Jan Bowen-Nielsen is the Co-founder and Managing Director of Quiver Management. Renowned for excellence in executive and business coaching, the company’s 15 coaches, trainers and consultants work with corporates and professional firms across the UK and internationally.

Having spent the last 15 years as an executive coach and trainer of coaches, Jan also speaks regularly at conferences and corporate events about how leaders can use coaching to develop their teams and how client facing professionals can use the same skills to improve their services. Here he tells us all about the work that he does and his upcoming book.

Tell us about the book that you’re currently writing?

The book is targeted to financial advisers, accountants and other professionals whose careers revolve around helping their clients.

I know that most came into their chosen profession with a genuine desire to really help and make a positive difference for their clients - as well as building successful lucrative careers. As true professionals in their chosen field, I’m sure they all work hard on building up and maintaining their technical competencies and expertise.

But these technical skills are in reality merely the minimum! We have to appreciate that to ensure that we help meet our clients’ needs, we must first understand our clients, their situation and their aspirations really well. In many cases we even need to help our clients recognise their own situation better and help them clarify what they want. When we start to provide solutions without fully understanding this, we are doing our clients a disservice.

To help us create a successful career, we also have to recognise that technical skills can only get us so far. An arguably much bigger factor for career success is our ability to forge relationships and engage effectively with our clients.

It is a sad fact that our schools and most professional higher education pays very little attention to interpersonal and conversation skills. It is my argument that professionals should regard these skills as essential professional skills in their own right and they should have just as much focus during formal qualification training as well as in their continuous professional development throughout their career.

Thus, my book is aiming to address this. It is based on my coaching and interpersonal skills training of more than a thousand advisers and experts across a range of professional services.

 Can you give us a summary of the book’s main topics?

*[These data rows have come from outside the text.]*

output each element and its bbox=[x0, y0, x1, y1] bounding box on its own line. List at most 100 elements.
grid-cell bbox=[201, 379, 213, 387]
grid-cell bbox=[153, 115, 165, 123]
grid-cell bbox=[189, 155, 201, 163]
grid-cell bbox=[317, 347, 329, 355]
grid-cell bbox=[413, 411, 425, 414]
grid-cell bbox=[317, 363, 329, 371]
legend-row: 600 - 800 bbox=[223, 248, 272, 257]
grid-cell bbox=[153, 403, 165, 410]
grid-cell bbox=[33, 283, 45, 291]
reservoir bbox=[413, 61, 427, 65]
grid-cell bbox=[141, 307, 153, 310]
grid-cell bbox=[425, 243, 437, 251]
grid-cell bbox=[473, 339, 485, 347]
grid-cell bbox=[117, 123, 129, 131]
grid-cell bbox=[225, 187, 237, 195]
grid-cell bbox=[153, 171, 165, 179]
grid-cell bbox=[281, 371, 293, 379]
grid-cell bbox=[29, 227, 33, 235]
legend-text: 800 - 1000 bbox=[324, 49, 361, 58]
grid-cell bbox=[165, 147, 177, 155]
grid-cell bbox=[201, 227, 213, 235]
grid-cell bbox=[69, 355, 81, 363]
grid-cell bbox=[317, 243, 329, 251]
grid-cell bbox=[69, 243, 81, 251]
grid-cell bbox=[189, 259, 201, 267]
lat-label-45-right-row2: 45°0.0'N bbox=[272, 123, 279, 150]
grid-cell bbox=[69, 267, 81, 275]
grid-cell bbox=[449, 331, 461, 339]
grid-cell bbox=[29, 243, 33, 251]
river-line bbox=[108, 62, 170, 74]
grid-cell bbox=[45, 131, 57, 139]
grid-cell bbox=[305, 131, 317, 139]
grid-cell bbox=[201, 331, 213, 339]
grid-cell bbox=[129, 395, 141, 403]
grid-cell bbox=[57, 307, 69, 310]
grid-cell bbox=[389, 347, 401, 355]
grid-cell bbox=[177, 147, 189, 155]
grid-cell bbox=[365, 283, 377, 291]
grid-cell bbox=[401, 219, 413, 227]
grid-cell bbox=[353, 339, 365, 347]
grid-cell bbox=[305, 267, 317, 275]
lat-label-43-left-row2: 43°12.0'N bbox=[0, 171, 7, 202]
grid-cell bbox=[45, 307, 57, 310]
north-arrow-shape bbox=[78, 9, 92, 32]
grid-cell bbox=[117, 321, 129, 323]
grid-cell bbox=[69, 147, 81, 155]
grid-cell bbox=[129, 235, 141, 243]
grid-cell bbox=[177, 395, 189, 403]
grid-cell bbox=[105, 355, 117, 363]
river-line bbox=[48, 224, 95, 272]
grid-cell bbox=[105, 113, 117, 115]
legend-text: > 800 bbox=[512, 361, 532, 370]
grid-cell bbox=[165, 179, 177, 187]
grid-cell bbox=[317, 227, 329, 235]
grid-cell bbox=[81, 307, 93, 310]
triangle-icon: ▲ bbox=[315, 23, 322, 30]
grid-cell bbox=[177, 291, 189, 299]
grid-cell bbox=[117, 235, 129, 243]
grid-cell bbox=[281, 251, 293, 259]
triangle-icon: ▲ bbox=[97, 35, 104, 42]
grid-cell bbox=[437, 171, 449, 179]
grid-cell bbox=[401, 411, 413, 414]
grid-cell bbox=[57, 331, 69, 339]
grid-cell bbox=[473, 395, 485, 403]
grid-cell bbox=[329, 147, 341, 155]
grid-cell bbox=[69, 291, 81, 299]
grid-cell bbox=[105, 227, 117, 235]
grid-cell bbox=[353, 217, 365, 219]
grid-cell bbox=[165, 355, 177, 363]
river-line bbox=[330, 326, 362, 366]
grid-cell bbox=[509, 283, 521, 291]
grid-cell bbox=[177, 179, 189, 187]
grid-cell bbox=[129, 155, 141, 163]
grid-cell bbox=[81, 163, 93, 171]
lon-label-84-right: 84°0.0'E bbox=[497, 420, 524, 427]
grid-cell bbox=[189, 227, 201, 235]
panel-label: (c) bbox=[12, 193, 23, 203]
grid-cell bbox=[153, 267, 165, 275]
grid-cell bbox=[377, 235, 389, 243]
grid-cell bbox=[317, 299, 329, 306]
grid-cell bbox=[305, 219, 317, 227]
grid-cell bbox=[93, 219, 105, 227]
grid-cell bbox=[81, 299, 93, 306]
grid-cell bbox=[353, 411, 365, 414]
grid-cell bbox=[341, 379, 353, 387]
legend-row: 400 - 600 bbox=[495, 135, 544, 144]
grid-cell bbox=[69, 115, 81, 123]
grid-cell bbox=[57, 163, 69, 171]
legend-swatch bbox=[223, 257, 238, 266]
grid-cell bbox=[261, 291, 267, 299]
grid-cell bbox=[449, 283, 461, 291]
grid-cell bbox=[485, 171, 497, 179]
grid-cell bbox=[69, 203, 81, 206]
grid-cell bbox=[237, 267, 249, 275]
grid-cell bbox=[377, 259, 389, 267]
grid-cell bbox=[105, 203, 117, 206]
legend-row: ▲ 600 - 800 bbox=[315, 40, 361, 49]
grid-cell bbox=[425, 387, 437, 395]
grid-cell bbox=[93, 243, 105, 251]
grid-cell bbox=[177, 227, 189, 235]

I will share why experts often struggle to listen well and what practically to do about it. I will discuss how to ask powerful questions to help clients’ thinking, how to build trust and how to uncover your clients’ goals and deeper needs. I will also share techniques on how to help clients make quality decisions and change unhelpful behaviours. But this is not about nice-to-have ‘soft’ skills; I will show how these skills are essential to career success, business development and better advice and I will also look at how to practically include these in the readers’ advisory practice.

When can we expect the book?

The book is expected to be published around the turn of the year. We will publish more details on our website when it’s available. If anyone is interested in learning more beforehand, they are very welcome to attend one of our open courses or contact me to arrange an in-house course.

What are the most common challenges that financial advisers and accountants need Quiver Management’s help with?

The underlying challenge is usually ‘how do we differentiate ourselves from the rest?’. Our clients recognise that the transactional side of financial advice and accountancy is becoming a commodity that clients are unwilling to pay much for. Their service proposition is shifting to becoming a trusted partner for clients. The cornerstone for this is interpersonal skills, being able to forge strong relationships based on understanding clients’ underlying needs and then creating tailored personalised services and solutions that meet these needs. This is what they need our help with.